An integral function of the Helen Keller Institute is the Computerised Mini Braille Press, a pioneering project for the deaf and deafblind of India . Many deaf and deafblind work for the Helen Keller Computerised Mini Braille Press doing various computer-related programming and designing.  The young deaf adults are trained in graphic design and produce cards and tactile graphic educational material.  The blind, being proficient in braille, help to proofread the material and instruction in braille. The high functioning deaf-blind learn to use various Advanced Technological Equipment such as the Power Brailler, Braille Embosser, Tiger Advantage and Mountbatten Brailler.  With these resources, our deaf-blind persons produce tactile/graphic materials such as greeting cards, calendars, and other educational materials including science experiments, cards, a Human Anatomy, an Indian Atlas, and other books in Braille and Print.  Other aims include: Braille skills; English Language Development; and tutoring for S.S.C. (Secondary School Certificate).  

The Braille Embosser produces braille prints and is used primarily to print our newsletter "Deafblindness in Asia - A Communication Link".

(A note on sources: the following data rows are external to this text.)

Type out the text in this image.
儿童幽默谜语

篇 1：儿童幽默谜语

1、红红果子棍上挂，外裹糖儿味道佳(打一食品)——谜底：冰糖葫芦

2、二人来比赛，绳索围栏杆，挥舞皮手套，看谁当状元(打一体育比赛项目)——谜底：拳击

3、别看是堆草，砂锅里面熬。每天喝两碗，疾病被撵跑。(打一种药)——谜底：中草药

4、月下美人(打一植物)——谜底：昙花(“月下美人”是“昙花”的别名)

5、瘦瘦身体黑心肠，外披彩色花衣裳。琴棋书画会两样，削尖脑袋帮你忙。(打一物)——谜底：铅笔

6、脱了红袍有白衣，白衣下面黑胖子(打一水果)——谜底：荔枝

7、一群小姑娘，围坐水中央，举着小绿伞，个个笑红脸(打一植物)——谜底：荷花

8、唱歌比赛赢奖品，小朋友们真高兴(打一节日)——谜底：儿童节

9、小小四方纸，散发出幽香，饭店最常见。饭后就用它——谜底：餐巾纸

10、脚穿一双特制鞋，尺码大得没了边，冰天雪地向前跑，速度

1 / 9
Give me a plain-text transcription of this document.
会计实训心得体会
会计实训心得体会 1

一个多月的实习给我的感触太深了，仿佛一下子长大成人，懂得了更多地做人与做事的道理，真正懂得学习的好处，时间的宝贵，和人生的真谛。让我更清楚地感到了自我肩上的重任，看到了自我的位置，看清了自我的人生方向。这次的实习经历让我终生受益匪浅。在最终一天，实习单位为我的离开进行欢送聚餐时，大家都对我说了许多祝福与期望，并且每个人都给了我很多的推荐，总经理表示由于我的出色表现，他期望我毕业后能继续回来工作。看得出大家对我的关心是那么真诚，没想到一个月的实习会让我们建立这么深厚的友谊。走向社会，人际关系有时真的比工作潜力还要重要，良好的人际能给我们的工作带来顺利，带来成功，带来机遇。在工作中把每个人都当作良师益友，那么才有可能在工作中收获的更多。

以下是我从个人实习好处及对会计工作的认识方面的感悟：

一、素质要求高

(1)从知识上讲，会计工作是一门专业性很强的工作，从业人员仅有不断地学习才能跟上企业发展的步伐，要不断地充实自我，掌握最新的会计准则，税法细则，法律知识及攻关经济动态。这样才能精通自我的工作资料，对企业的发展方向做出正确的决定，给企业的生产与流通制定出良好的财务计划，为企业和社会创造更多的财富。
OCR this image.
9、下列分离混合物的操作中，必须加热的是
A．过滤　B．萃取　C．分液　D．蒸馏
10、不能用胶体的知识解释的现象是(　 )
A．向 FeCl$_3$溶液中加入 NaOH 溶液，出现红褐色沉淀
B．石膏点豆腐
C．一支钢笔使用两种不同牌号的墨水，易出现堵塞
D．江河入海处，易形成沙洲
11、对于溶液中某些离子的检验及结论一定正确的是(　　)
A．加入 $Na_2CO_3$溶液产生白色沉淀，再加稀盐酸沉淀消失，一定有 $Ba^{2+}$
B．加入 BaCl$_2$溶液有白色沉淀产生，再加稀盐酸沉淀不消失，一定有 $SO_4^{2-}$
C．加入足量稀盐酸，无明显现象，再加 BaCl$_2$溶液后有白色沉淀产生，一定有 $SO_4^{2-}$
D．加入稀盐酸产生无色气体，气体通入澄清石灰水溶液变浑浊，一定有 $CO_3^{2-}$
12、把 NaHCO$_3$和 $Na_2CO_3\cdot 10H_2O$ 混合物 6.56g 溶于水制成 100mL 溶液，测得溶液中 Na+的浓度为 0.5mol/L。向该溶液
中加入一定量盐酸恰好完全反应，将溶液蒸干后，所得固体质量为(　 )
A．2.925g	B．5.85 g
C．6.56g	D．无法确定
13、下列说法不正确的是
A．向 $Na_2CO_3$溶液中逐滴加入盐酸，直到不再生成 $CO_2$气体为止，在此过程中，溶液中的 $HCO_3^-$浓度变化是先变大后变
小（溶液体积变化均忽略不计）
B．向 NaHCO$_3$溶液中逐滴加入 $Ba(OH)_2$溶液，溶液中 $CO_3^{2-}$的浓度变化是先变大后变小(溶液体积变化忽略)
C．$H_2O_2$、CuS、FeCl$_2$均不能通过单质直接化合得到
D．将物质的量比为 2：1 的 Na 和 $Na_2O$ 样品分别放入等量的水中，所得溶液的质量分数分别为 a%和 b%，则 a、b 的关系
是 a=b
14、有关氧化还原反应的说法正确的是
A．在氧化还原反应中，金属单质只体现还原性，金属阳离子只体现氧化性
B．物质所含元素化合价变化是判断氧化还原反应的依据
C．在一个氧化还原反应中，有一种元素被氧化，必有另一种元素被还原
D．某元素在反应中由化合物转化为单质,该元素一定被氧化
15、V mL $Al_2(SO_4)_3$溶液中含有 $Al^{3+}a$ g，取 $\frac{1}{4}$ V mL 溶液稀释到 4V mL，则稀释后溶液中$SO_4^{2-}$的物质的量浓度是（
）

Pradip Sinha (Deafblind) uses the Power Brailler.  It helps the deafblind to read the text from the screen on Braille.

A deafblind person communicates with a layperson using an Electronic Braille Display

Computer Education Program at HKIDB - Vashi (est. 2002)

The Vashi Institute was developed for the education and betterment of young deaf and deafblind students of India .  Deaf students have been introduced to computers at an early age and are first taught the basic operational functions.  They are encouraged to use their imagination to incept images onto the screen.

Using a state of the art touch-screen computer, three deaf-low-vision students work together to learn the intricacies of the computer

The deaf-blind students face greater challenges in learning and must be taught with specialized computers.  They first learn to use the Braille typewriter

For the younger deaf-low-vision students, sophisticated touch-screen monitors help with essential concepts such as identification.  Video enhancers enable low-vision students to read their books on a magnifying monitor.

Program for the Deaf is also monitored under the K-10 project.  This project envisages giving full computer education training to the staff, and in turn, the staff teaches the deaf students, as seen below.  The K-10 project also monitors how the staff imparts computer education to the students.